In 2015, over 4.4 million Americans reported being bitten and almost 20% of them required medical attention. That translates into five victims and one emergency room visit every 6 minutes, all year long.
34 people – 14 of them being children ages nine or younger – have died as a result of dog bites. And a closer look revealed some surprising facts.
Here are three must-know statistics, backed by 2015 data:
3 Breeds are Responsible for 97% of Dog-Bite Related Deaths
American Bulldogs, Pit bulls and Rottweilers are responsible for 33 of the 34 fatal dog bites that occurred last year. Maybe these breeds are generally unstable. Maybe people who choose them are prone to mistreat animals. Either way, it’s clear that these breeds should be approached with caution. Pet Pit Bulls are officially considered lethal weapons in some jurisdictions.
Pit Bulls are, hands down, the most dangerous pets in the country. They caused a total of 28 deaths – one every two weeks. Rottweilers and Bulldogs were responsible for the other 5 fatal outcomes.
Bite Victims Pay Over $1 Billion in Out-of-Pocket Medical Expenses Each Year
In 2015, almost 890,000 Americans needed emergency medical care after being bitten by dogs. So, every day, over 2,000 people were billed for extensive, overpriced treatment, which isn’t covered by most health insurance plans.
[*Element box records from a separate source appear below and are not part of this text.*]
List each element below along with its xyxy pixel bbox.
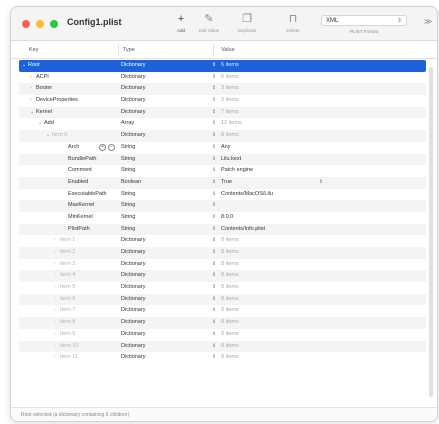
status-bar: Root selected (a dictionary containing 6…	[11, 407, 437, 421]
chevron-updown-icon[interactable]: ⇕	[212, 259, 216, 271]
chevron-updown-icon[interactable]: ⇕	[212, 72, 216, 84]
chevron-updown-icon[interactable]: ⇕	[212, 165, 216, 177]
edit-value-button[interactable]: ✎ Edit Value	[189, 13, 229, 33]
plist-format-select[interactable]: XML ⇕	[321, 15, 407, 26]
close-button[interactable]	[22, 20, 30, 28]
chevron-updown-icon[interactable]: ⇕	[212, 270, 216, 282]
column-value-header[interactable]: Value	[221, 47, 235, 53]
table-row[interactable]: MaxKernel String ⇕	[19, 200, 426, 212]
column-type-header[interactable]: Type	[123, 47, 135, 53]
chevron-updown-icon[interactable]: ⇕	[212, 224, 216, 236]
table-row[interactable]: › Booter Dictionary ⇕ 3 items	[19, 83, 426, 96]
chevron-updown-icon[interactable]: ⇕	[212, 282, 216, 294]
plist-editor-window: Config1.plist + Add ✎ Edit Value ❐ Dupli…	[10, 6, 438, 422]
chevron-updown-icon[interactable]: ⇕	[212, 189, 216, 201]
chevron-updown-icon[interactable]: ⇕	[212, 329, 216, 341]
toolbar-overflow-button[interactable]: ≫	[424, 17, 432, 26]
chevron-updown-icon[interactable]: ⇕	[212, 142, 216, 154]
chevron-updown-icon[interactable]: ⇕	[212, 212, 216, 224]
remove-row-icon[interactable]: −	[108, 143, 115, 151]
table-row[interactable]: ExecutablePath String ⇕ Contents/MacOS/L…	[19, 189, 426, 201]
chevron-updown-icon[interactable]: ⇕	[212, 177, 216, 189]
table-row[interactable]: › Item 5 Dictionary ⇕ 8 items	[19, 282, 426, 294]
table-row[interactable]: ⌄ Root Dictionary ⇕ 6 items	[19, 60, 426, 72]
chevron-updown-icon[interactable]: ⇕	[212, 352, 216, 364]
boolean-stepper-icon[interactable]: ⇕	[319, 177, 323, 189]
table-row[interactable]: › Item 10 Dictionary ⇕ 8 items	[19, 340, 426, 353]
chevron-updown-icon[interactable]: ⇕	[212, 130, 216, 142]
chevron-updown-icon[interactable]: ⇕	[212, 200, 216, 212]
table-row[interactable]: Comment String ⇕ Patch engine	[19, 165, 426, 177]
chevron-updown-icon[interactable]: ⇕	[212, 118, 216, 130]
zoom-button[interactable]	[50, 20, 58, 28]
duplicate-icon: ❐	[242, 13, 252, 25]
row-edit-buttons: + −	[99, 143, 115, 151]
table-row[interactable]: PlistPath String ⇕ Contents/Info.plist	[19, 223, 426, 236]
duplicate-button[interactable]: ❐ Duplicate	[227, 13, 267, 33]
table-row[interactable]: ⌄ Item 0 Dictionary ⇕ 8 items	[19, 130, 426, 142]
minimize-button[interactable]	[36, 20, 44, 28]
table-row[interactable]: › Item 1 Dictionary ⇕ 8 items	[19, 235, 426, 247]
chevron-updown-icon[interactable]: ⇕	[212, 247, 216, 259]
table-row[interactable]: › ACPI Dictionary ⇕ 6 items	[19, 72, 426, 84]
chevron-updown-icon[interactable]: ⇕	[212, 294, 216, 306]
window-controls	[22, 20, 58, 28]
table-row[interactable]: › Item 9 Dictionary ⇕ 8 items	[19, 329, 426, 341]
table-row[interactable]: MinKernel String ⇕ 8.0.0	[19, 212, 426, 224]
table-row[interactable]: Enabled Boolean ⇕ True ⇕	[19, 176, 426, 189]
column-header: Key Type Value	[11, 41, 437, 59]
delete-button[interactable]: ⊓ Delete	[273, 13, 313, 33]
table-row[interactable]: › Item 3 Dictionary ⇕ 8 items	[19, 259, 426, 271]
table-row[interactable]: Arch + − String ⇕ Any	[19, 142, 426, 154]
chevron-updown-icon[interactable]: ⇕	[212, 317, 216, 329]
chevron-updown-icon[interactable]: ⇕	[212, 154, 216, 166]
chevron-updown-icon[interactable]: ⇕	[212, 95, 216, 107]
pencil-icon: ✎	[204, 13, 214, 25]
table-row[interactable]: › Item 4 Dictionary ⇕ 8 items	[19, 270, 426, 283]
chevron-updown-icon[interactable]: ⇕	[212, 305, 216, 317]
vertical-scrollbar[interactable]	[429, 67, 433, 397]
chevron-updown-icon[interactable]: ⇕	[212, 341, 216, 353]
chevron-updown-icon[interactable]: ⇕	[212, 60, 216, 72]
plist-outline: ⌄ Root Dictionary ⇕ 6 items › ACPI Diction…	[19, 60, 426, 364]
add-row-icon[interactable]: +	[99, 143, 106, 151]
table-row[interactable]: › DeviceProperties Dictionary ⇕ 2 items	[19, 95, 426, 107]
table-row[interactable]: ⌄ Kernel Dictionary ⇕ 7 items	[19, 106, 426, 119]
chevron-updown-icon[interactable]: ⇕	[212, 83, 216, 95]
chevron-updown-icon: ⇕	[396, 18, 402, 24]
toolbar: Config1.plist + Add ✎ Edit Value ❐ Dupli…	[11, 7, 437, 41]
table-row[interactable]: › Item 7 Dictionary ⇕ 8 items	[19, 305, 426, 317]
table-row[interactable]: › Item 2 Dictionary ⇕ 8 items	[19, 247, 426, 259]
table-row[interactable]: ⌄ Add Array ⇕ 12 items	[19, 118, 426, 130]
table-row[interactable]: › Item 11 Dictionary ⇕ 8 items	[19, 352, 426, 364]
table-row[interactable]: BundlePath String ⇕ Lilu.kext	[19, 153, 426, 166]
table-row[interactable]: › Item 6 Dictionary ⇕ 8 items	[19, 293, 426, 306]
column-key-header[interactable]: Key	[29, 47, 38, 53]
window-title: Config1.plist	[67, 17, 122, 27]
chevron-updown-icon[interactable]: ⇕	[212, 107, 216, 119]
table-row[interactable]: › Item 8 Dictionary ⇕ 8 items	[19, 317, 426, 329]
chevron-updown-icon[interactable]: ⇕	[212, 235, 216, 247]
plist-format-label: PLIST Format	[350, 29, 378, 34]
trash-icon: ⊓	[288, 13, 298, 25]
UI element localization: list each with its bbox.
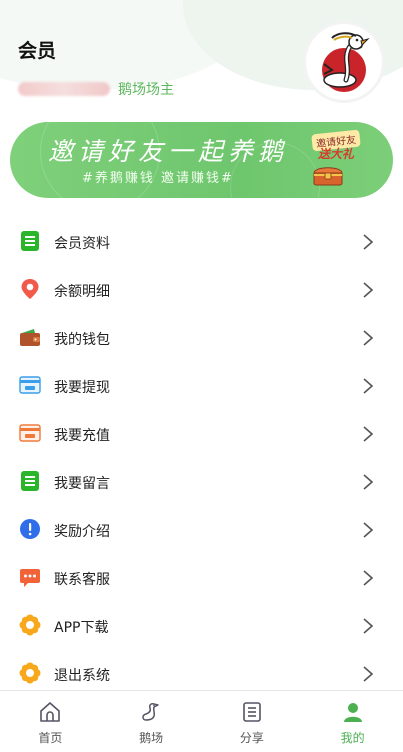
- user-info: 鹅场场主: [18, 79, 174, 99]
- tab-label: 鹅场: [139, 731, 164, 745]
- chevron-right-icon: [363, 522, 374, 538]
- gift-badge-bottom: 送大礼: [318, 147, 355, 161]
- recharge-card-icon: [19, 424, 41, 442]
- chevron-right-icon: [363, 426, 374, 442]
- goose-icon: [142, 703, 159, 721]
- tab-label: 首页: [38, 731, 63, 745]
- chevron-right-icon: [363, 618, 374, 634]
- chevron-right-icon: [363, 666, 374, 682]
- chevron-right-icon: [363, 378, 374, 394]
- menu-item-label: 退出系统: [54, 668, 110, 684]
- location-pin-icon: [21, 279, 39, 299]
- avatar[interactable]: [306, 24, 382, 100]
- menu-item-balance-details[interactable]: 余额明细: [0, 266, 403, 314]
- menu-item-recharge[interactable]: 我要充值: [0, 410, 403, 458]
- chevron-right-icon: [363, 282, 374, 298]
- menu-item-label: APP下载: [54, 620, 109, 636]
- flower-download-icon: [19, 614, 41, 636]
- tab-label: 我的: [340, 731, 365, 745]
- goose-logo-icon: [322, 32, 370, 92]
- flower-logout-icon: [19, 662, 41, 684]
- tab-label: 分享: [239, 731, 264, 745]
- menu-item-label: 我要提现: [54, 380, 110, 396]
- document-list-icon: [21, 231, 39, 251]
- menu-item-label: 联系客服: [54, 572, 110, 588]
- gift-badge: 邀请好友 送大礼: [311, 129, 368, 161]
- menu-item-leave-message[interactable]: 我要留言: [0, 458, 403, 506]
- menu-item-label: 余额明细: [54, 284, 110, 300]
- bottom-tab-bar: 首页 鹅场 分享 我的: [0, 690, 403, 752]
- tab-home[interactable]: 首页: [0, 691, 101, 752]
- chevron-right-icon: [363, 330, 374, 346]
- tab-share[interactable]: 分享: [202, 691, 303, 752]
- member-menu: 会员资料 余额明细 我的钱包 我要提现 我要充值 我要留言 奖励介绍 联系客服 …: [0, 218, 403, 698]
- invite-banner[interactable]: 邀请好友一起养鹅 #养鹅赚钱 邀请赚钱# 邀请好友 送大礼: [10, 122, 393, 198]
- page-title: 会员: [18, 40, 57, 62]
- chevron-right-icon: [363, 234, 374, 250]
- banner-subtitle: #养鹅赚钱 邀请赚钱#: [82, 171, 234, 186]
- menu-item-app-download[interactable]: APP下载: [0, 602, 403, 650]
- menu-item-rewards-intro[interactable]: 奖励介绍: [0, 506, 403, 554]
- menu-item-label: 我要留言: [54, 476, 110, 492]
- menu-item-my-wallet[interactable]: 我的钱包: [0, 314, 403, 362]
- menu-item-contact-support[interactable]: 联系客服: [0, 554, 403, 602]
- treasure-chest-icon: [313, 167, 343, 186]
- share-list-icon: [243, 702, 261, 722]
- menu-item-label: 我要充值: [54, 428, 110, 444]
- user-name-redacted: [18, 82, 110, 96]
- user-icon: [343, 703, 362, 722]
- menu-item-label: 奖励介绍: [54, 524, 110, 540]
- chevron-right-icon: [363, 474, 374, 490]
- menu-item-label: 会员资料: [54, 236, 110, 252]
- wallet-icon: [20, 329, 40, 346]
- menu-item-label: 我的钱包: [54, 332, 110, 348]
- chevron-right-icon: [363, 570, 374, 586]
- chat-bubble-icon: [20, 569, 40, 587]
- tab-mine[interactable]: 我的: [302, 691, 403, 752]
- user-role: 鹅场场主: [118, 82, 174, 98]
- withdraw-card-icon: [19, 376, 41, 394]
- info-alert-icon: [20, 519, 40, 539]
- message-list-icon: [21, 471, 39, 491]
- banner-title: 邀请好友一起养鹅: [48, 137, 289, 166]
- tab-goose-farm[interactable]: 鹅场: [101, 691, 202, 752]
- home-icon: [40, 702, 61, 722]
- menu-item-member-profile[interactable]: 会员资料: [0, 218, 403, 266]
- menu-item-withdraw[interactable]: 我要提现: [0, 362, 403, 410]
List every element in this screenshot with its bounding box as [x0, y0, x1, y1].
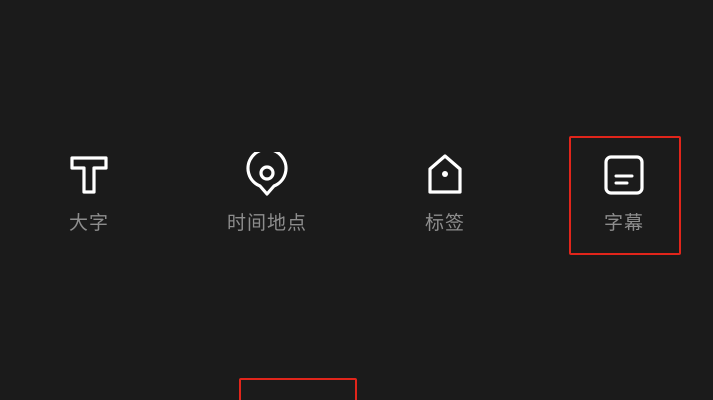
tag-icon: [422, 152, 468, 198]
big-text-tool[interactable]: 大字: [34, 152, 144, 242]
subtitle-tool[interactable]: 字幕: [569, 152, 679, 242]
tool-panel: 大字 时间地点 标签 字幕: [0, 0, 713, 400]
bottom-highlight-box: [239, 378, 357, 400]
location-pin-icon: [244, 152, 290, 198]
tag-tool[interactable]: 标签: [390, 152, 500, 242]
time-location-label: 时间地点: [226, 212, 307, 234]
tag-label: 标签: [424, 212, 465, 234]
big-text-label: 大字: [68, 212, 109, 234]
big-text-icon: [66, 152, 112, 198]
subtitle-label: 字幕: [603, 212, 644, 234]
subtitle-icon: [601, 152, 647, 198]
time-location-tool[interactable]: 时间地点: [212, 152, 322, 242]
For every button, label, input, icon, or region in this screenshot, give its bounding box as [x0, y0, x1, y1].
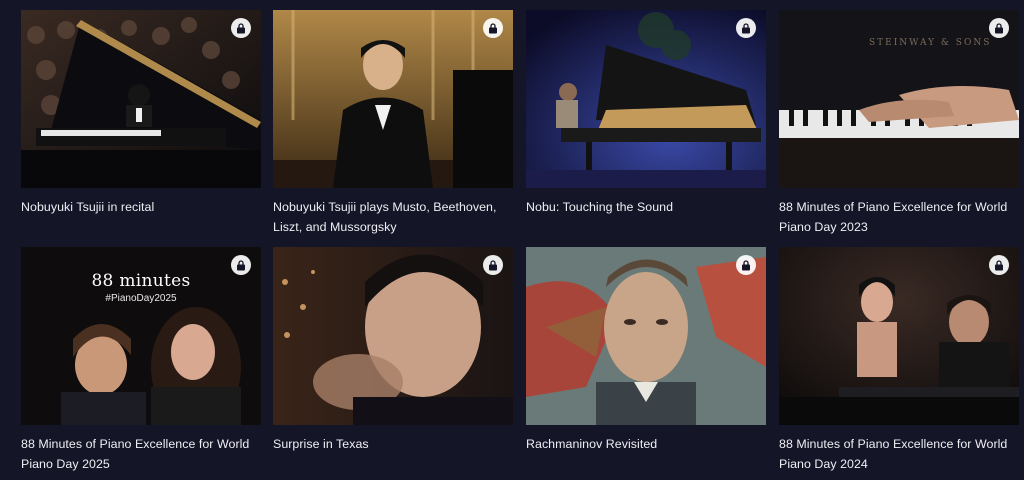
lock-icon: [231, 255, 251, 275]
lock-icon: [989, 255, 1009, 275]
video-thumbnail[interactable]: 88 minutes #PianoDay2025: [21, 247, 261, 425]
overlay-hashtag: #PianoDay2025: [105, 293, 177, 304]
video-title[interactable]: Nobu: Touching the Sound: [526, 197, 766, 217]
video-thumbnail[interactable]: [21, 10, 261, 188]
video-thumbnail[interactable]: STEINWAY & SONS: [779, 10, 1019, 188]
thumbnail-image: [526, 247, 766, 425]
thumbnail-image: [779, 247, 1019, 425]
video-thumbnail[interactable]: [526, 247, 766, 425]
video-thumbnail[interactable]: [779, 247, 1019, 425]
svg-text:STEINWAY & SONS: STEINWAY & SONS: [869, 38, 991, 48]
video-card[interactable]: 88 minutes #PianoDay2025 88 Minutes of P…: [21, 247, 261, 474]
lock-icon: [989, 18, 1009, 38]
video-card[interactable]: Nobuyuki Tsujii in recital: [21, 10, 261, 217]
lock-icon: [483, 18, 503, 38]
video-card[interactable]: 88 Minutes of Piano Excellence for World…: [779, 247, 1019, 474]
video-title[interactable]: Surprise in Texas: [273, 434, 513, 454]
lock-icon: [231, 18, 251, 38]
thumbnail-image: [273, 10, 513, 188]
video-title[interactable]: Nobuyuki Tsujii plays Musto, Beethoven, …: [273, 197, 513, 237]
video-card[interactable]: Surprise in Texas: [273, 247, 513, 454]
video-thumbnail[interactable]: [273, 247, 513, 425]
video-title[interactable]: Rachmaninov Revisited: [526, 434, 766, 454]
video-title[interactable]: 88 Minutes of Piano Excellence for World…: [779, 197, 1019, 237]
video-card[interactable]: Rachmaninov Revisited: [526, 247, 766, 454]
lock-icon: [483, 255, 503, 275]
video-thumbnail[interactable]: [273, 10, 513, 188]
lock-icon: [736, 18, 756, 38]
video-thumbnail[interactable]: [526, 10, 766, 188]
video-card[interactable]: STEINWAY & SONS 88 Minutes of Piano Exce…: [779, 10, 1019, 237]
thumbnail-image: [21, 10, 261, 188]
thumbnail-image: [526, 10, 766, 188]
video-card[interactable]: Nobuyuki Tsujii plays Musto, Beethoven, …: [273, 10, 513, 237]
lock-icon: [736, 255, 756, 275]
video-grid: Nobuyuki Tsujii in recital Nobuyuki Tsuj…: [21, 10, 1021, 480]
video-title[interactable]: Nobuyuki Tsujii in recital: [21, 197, 261, 217]
video-title[interactable]: 88 Minutes of Piano Excellence for World…: [779, 434, 1019, 474]
overlay-title: 88 minutes: [91, 271, 191, 291]
thumbnail-image: STEINWAY & SONS: [779, 10, 1019, 188]
video-title[interactable]: 88 Minutes of Piano Excellence for World…: [21, 434, 261, 474]
thumbnail-image: [273, 247, 513, 425]
video-card[interactable]: Nobu: Touching the Sound: [526, 10, 766, 217]
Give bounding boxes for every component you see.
About 15,500 (out of 890,000) victims of dog-related injuries received financial compensation. Meanwhile, the rest (96%) of them had to pay an average of $1,100-1,200 each in medical expenses.
4 Out of 5 Dog-Bite Fatalities Happened to Children & Senior Citizens
Almost 80% of the victims who die as a result of dog bites are young kids and their grandparents. Among the 34 fatal biting victims reported in 2015, 14 were under the age of nine. Thirteen others were over 60.
The worst part is that only 60% of these attacks were caused by non-family pets. This means that 14 dog owners died due to being bitten by their own dogs. On top of that, 24 deaths (over 70%) happened on the owner’s property.
The statistics are scary, to say the least. Yet, analyzing them allows us to understand the underlying causes of the problem. And, when it comes to dog bites, spreading awareness is the most effective prevention tool out there.